The Soil Balancing professionals, on the other hand, look for ideal Ca numbers in a wide range between 700-2700 ppm, depending on which lab is checked. Some soil balancers are not as concerned with the actual ppm of Ca as they are with the amount of calcium occupying or saturating the cation exchange sites. Remember that this term is called “base saturation”. For soil balancers, the percentage of cation sites that should ideally be occupied by calcium is 70-75%. Anything less than that likely means, in their theory, that not enough calcium will be plant available.
Magnesium (Mg)
The ideal amount of Mg, according to the University, is 50-250 ppm on sandy soils and 100-500 ppm Mg on loams, silts, clays, organic soils, and “red” soils. One soil balancing source gives a range of 110-190 ppm as ideal. Once again, balancing advocates prefer to suggest that an ideal % base saturation is 12-15%.

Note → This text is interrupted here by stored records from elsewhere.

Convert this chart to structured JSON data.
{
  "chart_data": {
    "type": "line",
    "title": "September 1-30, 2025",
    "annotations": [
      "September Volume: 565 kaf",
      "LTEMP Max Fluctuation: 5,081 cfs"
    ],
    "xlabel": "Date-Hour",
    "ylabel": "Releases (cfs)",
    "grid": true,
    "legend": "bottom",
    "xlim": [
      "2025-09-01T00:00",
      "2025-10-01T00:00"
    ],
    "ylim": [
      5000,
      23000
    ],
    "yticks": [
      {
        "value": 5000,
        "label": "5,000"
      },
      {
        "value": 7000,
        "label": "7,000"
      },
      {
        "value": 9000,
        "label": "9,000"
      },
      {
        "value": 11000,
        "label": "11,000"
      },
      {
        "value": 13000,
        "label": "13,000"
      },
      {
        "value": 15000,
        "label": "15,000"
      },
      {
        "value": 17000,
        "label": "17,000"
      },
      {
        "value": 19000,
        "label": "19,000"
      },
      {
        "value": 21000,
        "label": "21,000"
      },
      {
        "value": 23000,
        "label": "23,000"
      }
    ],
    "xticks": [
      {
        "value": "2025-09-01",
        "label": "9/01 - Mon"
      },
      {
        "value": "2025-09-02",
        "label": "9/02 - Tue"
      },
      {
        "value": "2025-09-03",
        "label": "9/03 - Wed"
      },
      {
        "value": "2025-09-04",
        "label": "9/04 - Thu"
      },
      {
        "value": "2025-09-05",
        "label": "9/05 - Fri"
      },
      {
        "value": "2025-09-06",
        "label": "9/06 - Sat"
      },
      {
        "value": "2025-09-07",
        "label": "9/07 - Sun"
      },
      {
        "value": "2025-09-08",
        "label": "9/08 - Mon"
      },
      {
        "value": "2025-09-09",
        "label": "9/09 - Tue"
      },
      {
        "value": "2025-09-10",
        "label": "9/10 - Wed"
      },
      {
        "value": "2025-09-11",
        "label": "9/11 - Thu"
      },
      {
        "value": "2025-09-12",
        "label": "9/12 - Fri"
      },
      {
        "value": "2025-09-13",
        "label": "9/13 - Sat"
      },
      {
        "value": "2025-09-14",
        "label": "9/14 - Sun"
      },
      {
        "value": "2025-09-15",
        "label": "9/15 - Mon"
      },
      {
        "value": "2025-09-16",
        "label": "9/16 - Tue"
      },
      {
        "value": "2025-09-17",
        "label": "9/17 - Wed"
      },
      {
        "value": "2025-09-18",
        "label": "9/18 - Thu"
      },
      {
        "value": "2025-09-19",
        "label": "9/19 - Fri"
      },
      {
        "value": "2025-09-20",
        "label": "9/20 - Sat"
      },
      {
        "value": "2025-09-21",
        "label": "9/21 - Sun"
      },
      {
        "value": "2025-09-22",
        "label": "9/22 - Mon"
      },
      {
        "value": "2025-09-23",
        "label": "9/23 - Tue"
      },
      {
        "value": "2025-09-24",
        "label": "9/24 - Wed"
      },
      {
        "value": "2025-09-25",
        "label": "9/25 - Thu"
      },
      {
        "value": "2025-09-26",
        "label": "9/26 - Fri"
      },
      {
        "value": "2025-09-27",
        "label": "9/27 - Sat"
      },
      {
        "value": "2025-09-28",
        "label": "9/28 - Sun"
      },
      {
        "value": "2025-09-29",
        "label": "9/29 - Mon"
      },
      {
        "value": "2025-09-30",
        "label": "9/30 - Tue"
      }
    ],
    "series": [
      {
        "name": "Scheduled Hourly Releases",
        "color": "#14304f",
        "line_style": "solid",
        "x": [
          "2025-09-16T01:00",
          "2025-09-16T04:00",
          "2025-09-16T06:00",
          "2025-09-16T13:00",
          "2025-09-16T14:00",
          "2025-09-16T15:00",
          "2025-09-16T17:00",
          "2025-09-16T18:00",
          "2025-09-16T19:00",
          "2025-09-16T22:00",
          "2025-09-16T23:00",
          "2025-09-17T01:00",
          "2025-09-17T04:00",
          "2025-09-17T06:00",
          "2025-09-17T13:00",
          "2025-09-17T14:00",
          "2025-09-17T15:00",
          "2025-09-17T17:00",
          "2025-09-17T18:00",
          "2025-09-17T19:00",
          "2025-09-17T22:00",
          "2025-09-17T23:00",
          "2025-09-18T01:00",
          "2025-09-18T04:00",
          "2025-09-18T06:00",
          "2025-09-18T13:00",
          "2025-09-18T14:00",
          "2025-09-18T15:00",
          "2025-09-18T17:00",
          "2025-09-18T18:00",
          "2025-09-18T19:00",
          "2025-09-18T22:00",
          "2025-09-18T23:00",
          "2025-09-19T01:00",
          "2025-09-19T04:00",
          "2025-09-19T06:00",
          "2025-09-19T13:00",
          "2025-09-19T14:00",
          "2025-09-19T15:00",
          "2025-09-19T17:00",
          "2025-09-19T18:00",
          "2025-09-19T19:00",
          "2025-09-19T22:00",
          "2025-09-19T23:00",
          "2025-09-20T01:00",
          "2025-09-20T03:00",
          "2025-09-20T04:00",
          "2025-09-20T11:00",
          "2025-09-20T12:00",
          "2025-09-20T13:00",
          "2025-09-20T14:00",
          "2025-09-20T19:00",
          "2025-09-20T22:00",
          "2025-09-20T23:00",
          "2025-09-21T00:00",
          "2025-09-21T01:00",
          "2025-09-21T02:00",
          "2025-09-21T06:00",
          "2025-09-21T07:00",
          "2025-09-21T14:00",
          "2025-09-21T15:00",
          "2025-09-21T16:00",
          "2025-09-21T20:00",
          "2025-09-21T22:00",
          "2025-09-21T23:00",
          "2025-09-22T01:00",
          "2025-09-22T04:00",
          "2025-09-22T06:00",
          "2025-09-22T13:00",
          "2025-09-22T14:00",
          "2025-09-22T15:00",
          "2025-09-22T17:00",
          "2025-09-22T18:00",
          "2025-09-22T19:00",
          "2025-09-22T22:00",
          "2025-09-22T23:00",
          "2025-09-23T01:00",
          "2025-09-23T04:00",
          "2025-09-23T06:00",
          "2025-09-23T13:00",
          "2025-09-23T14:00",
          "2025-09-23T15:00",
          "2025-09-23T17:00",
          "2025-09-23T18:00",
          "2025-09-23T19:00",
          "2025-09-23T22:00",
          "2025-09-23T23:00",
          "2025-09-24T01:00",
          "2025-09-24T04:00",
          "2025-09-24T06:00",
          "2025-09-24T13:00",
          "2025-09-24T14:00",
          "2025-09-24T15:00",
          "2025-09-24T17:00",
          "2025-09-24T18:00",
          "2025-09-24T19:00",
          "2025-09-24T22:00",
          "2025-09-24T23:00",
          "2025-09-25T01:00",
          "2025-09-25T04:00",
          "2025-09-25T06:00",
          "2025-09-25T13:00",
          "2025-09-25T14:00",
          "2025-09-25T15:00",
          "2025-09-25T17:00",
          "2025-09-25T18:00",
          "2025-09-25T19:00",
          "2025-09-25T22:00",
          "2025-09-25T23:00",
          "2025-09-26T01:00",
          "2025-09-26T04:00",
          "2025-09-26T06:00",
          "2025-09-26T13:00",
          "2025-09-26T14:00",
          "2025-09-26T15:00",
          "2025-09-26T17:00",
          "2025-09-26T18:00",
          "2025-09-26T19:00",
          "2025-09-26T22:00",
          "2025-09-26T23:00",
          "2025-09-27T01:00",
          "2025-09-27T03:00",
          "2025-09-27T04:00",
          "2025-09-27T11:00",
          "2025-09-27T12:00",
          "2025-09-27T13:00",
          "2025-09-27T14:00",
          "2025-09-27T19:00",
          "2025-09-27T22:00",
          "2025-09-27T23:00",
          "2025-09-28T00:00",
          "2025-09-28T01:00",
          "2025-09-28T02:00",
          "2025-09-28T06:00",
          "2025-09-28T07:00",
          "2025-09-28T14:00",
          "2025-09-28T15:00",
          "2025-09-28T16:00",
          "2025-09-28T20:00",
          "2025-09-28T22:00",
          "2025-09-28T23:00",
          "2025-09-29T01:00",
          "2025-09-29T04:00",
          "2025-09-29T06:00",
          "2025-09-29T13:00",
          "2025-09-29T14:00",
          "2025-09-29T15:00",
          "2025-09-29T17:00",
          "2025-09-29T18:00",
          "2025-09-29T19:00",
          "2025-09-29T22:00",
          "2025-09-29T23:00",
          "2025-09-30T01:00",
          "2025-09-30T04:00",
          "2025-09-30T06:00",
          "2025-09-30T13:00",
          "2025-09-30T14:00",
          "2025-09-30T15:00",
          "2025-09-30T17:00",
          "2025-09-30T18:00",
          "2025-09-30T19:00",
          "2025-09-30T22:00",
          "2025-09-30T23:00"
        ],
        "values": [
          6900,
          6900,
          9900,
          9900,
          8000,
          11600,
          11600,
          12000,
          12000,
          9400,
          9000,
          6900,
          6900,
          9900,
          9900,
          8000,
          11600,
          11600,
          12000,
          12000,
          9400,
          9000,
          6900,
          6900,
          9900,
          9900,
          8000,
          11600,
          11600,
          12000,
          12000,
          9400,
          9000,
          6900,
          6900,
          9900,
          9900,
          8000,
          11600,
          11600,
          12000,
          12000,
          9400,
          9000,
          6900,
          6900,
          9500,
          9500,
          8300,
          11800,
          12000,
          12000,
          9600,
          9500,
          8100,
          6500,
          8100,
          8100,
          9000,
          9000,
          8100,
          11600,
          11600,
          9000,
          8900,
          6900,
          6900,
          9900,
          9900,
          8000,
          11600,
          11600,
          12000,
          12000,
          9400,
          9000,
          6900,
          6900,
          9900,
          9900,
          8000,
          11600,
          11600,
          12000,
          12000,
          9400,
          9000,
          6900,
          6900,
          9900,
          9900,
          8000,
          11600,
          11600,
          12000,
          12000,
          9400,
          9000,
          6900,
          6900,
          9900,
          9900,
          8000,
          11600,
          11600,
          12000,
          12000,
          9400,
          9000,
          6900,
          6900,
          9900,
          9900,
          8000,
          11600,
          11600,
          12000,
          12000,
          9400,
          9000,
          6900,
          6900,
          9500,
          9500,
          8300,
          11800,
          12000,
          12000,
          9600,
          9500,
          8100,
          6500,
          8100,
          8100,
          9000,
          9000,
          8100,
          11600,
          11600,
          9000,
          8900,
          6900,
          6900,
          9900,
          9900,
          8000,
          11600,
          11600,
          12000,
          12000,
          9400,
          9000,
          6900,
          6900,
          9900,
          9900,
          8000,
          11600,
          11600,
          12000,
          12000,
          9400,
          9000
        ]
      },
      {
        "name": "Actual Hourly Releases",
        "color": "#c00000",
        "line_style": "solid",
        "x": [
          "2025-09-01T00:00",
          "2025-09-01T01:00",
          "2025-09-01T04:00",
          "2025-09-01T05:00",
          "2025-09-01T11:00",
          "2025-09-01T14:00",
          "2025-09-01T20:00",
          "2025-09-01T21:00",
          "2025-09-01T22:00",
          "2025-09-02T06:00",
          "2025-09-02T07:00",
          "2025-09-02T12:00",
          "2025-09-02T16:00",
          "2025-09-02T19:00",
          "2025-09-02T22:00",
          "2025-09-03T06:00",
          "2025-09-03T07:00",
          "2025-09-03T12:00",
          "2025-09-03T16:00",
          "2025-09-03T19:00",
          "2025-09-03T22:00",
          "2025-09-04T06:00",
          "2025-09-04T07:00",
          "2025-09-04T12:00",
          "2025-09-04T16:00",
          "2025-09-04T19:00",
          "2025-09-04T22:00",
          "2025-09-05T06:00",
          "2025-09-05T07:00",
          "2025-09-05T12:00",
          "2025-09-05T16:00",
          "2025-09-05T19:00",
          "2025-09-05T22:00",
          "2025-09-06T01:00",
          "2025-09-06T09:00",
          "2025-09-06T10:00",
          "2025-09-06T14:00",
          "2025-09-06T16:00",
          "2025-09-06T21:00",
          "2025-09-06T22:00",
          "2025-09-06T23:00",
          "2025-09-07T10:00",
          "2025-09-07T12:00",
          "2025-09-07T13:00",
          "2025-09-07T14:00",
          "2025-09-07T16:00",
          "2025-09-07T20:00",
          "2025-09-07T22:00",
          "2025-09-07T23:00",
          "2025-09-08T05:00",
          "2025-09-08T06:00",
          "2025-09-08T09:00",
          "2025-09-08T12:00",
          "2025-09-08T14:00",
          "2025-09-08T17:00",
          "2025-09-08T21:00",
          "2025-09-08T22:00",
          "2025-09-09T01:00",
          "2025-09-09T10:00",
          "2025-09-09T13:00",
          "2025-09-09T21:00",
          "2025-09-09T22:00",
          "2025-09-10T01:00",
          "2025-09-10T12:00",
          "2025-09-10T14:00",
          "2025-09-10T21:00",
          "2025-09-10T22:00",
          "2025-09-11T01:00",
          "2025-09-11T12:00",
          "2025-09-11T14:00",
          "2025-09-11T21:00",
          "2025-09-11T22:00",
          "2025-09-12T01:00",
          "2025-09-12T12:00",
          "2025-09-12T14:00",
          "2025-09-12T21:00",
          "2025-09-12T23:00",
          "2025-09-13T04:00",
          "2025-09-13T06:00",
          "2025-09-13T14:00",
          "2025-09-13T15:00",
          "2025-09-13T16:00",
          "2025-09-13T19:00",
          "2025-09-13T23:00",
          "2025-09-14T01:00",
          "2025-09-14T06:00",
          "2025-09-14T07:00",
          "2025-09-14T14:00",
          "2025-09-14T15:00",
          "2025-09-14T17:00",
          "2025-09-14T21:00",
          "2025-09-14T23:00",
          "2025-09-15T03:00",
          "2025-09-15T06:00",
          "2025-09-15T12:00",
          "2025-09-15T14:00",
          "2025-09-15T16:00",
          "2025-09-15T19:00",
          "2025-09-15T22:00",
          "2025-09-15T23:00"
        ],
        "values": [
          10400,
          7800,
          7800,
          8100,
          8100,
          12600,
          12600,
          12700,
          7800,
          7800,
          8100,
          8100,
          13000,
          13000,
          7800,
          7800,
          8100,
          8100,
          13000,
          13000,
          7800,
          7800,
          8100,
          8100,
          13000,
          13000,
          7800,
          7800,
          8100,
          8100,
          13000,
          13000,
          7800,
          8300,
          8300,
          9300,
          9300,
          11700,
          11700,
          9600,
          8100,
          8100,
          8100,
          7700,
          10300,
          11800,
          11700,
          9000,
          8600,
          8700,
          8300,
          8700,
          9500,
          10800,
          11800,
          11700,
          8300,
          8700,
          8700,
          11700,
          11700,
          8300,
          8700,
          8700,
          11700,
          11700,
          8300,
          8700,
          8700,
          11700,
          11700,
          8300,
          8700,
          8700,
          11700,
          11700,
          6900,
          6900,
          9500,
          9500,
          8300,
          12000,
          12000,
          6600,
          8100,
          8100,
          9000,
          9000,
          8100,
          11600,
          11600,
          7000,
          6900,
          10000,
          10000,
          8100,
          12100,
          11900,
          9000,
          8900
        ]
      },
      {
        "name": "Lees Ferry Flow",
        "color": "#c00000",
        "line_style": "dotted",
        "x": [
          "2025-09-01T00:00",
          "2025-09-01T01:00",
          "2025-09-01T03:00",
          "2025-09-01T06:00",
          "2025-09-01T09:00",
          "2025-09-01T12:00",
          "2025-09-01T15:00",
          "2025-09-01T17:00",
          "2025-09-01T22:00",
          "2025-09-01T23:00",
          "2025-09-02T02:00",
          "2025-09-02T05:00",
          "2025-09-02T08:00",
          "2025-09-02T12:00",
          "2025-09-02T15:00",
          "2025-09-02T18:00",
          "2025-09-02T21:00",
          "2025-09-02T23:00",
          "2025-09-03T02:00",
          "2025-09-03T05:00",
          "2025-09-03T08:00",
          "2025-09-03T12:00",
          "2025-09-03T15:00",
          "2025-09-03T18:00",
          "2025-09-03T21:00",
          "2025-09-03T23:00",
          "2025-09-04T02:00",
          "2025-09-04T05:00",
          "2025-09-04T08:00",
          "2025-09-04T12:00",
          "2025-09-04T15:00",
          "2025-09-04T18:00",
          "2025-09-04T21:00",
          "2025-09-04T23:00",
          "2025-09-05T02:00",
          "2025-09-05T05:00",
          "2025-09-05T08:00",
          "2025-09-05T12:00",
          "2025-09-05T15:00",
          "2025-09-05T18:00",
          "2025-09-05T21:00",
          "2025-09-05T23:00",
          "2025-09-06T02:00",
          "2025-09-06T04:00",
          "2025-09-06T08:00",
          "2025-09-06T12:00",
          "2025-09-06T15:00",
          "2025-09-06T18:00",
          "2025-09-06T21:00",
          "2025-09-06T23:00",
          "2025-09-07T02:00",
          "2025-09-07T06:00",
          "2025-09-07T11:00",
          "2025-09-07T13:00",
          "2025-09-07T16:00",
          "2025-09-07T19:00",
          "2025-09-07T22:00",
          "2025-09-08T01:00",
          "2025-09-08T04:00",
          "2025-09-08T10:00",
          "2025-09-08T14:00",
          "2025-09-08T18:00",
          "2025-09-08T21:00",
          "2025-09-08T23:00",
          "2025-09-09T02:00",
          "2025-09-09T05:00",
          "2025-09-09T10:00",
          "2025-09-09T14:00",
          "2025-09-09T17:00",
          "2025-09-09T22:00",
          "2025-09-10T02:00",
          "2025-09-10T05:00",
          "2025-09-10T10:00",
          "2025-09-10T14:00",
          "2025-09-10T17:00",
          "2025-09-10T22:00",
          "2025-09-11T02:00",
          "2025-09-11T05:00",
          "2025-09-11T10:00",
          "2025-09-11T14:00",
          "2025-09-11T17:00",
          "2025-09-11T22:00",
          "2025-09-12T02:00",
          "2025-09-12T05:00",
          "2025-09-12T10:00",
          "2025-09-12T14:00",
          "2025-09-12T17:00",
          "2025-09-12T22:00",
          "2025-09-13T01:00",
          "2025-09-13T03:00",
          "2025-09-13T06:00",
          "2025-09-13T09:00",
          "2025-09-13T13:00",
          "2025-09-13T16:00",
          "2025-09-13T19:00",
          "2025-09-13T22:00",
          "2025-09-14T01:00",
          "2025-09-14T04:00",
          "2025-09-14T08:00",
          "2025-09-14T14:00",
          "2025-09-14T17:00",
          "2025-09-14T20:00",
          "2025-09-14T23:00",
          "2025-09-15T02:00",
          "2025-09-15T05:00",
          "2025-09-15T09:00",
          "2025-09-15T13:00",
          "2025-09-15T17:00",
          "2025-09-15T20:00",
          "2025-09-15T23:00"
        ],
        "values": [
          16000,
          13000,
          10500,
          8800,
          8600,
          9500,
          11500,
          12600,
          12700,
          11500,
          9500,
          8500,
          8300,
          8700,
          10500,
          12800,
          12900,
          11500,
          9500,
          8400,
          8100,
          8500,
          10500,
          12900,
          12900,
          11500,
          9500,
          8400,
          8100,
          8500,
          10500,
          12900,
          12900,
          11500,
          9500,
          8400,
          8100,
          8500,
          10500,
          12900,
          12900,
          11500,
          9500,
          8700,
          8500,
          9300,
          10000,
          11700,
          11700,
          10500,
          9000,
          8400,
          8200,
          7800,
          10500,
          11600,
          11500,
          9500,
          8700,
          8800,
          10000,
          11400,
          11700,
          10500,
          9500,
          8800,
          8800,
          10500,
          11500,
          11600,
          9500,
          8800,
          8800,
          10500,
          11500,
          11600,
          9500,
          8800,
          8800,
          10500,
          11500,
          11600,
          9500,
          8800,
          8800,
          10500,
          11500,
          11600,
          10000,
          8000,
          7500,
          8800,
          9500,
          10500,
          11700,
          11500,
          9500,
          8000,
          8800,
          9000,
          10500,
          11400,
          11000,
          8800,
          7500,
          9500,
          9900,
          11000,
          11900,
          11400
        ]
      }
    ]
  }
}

Boron (B), Manganese (Mn), Zinc (Zn), Copper (Cu) and Iron (Fe)
These are all considered micronutrients, and most farmers and gardeners don’t test the soil for them. Some organic farmers do test for B, Mn, and Zn, and Cu. The University publication A3030 states that presently there are no soil tests for Cu and Fe calibrated for Wisconsin because deficiencies are just so rare. In any case, here are the “ideal” numbers I found listed in the literature and important to soil-balancing advocates:
|
B |
Mn |
Zn |
Cu |
Fe |
|---|---|---|---|---|
|
1-2 ppm |
11-20 ppm on low pH soils |
3-20 ppm |
2 ppm |
20 ppm |
Cation Exchange Capacity (CEC)
This is a function of the parent material of your soil, just like texture. There is not a lot that one can do to increase the CEC of soil, except perhaps to add organic matter to sandy soils. I’m not sure if it’s possible or desirable to decrease the CEC of soil. In general, expect the following CEC levels. The units are milliequivalents (mEq)/100 grams of soil.
|
Muck to high OM soil |
Clay to clay loam |
Silt loam to loam |
Sandy loam to sand |
|---|---|---|---|
|
200 - 30 |
25 - 20 |
15 - 10 |
10 - 5 - 1 |
Percent Base Saturation
As mentioned earlier, base saturation is a poor name. It is confusing. What it means is “how many cation exchange sites are occupied and by what kind of cations.” It is expressed as a percent of the occupied sites. It must total 100%. It is a calculation, not an actual test result number. The University does not report it. Soil balancing theorists suggest the following ideal “occupation”:
|
% K |
% Ca |
% Mg |
% H |
% Na (sodium) |
|---|---|---|---|---|
|
3-5 |
70-75 |
12-15 |
10 |
1 |
If you use a soil testing lab that uses the soil balancing approach, these are your ideal % base saturation numbers.
Summary
Using the values found in this section, you should be able to compare your soil test reports with the numerical values you get from the lab. You’ll be able to see if you are too low, or too high. Then, you’ll be better equipped to make choices about what fertilizers or amendments to put on your crops. You can work with your crop consultant or agronomist to make sure you both understand your numerical results. The more you know, the smarter you’ll be about adding inputs and adding to your bottom line.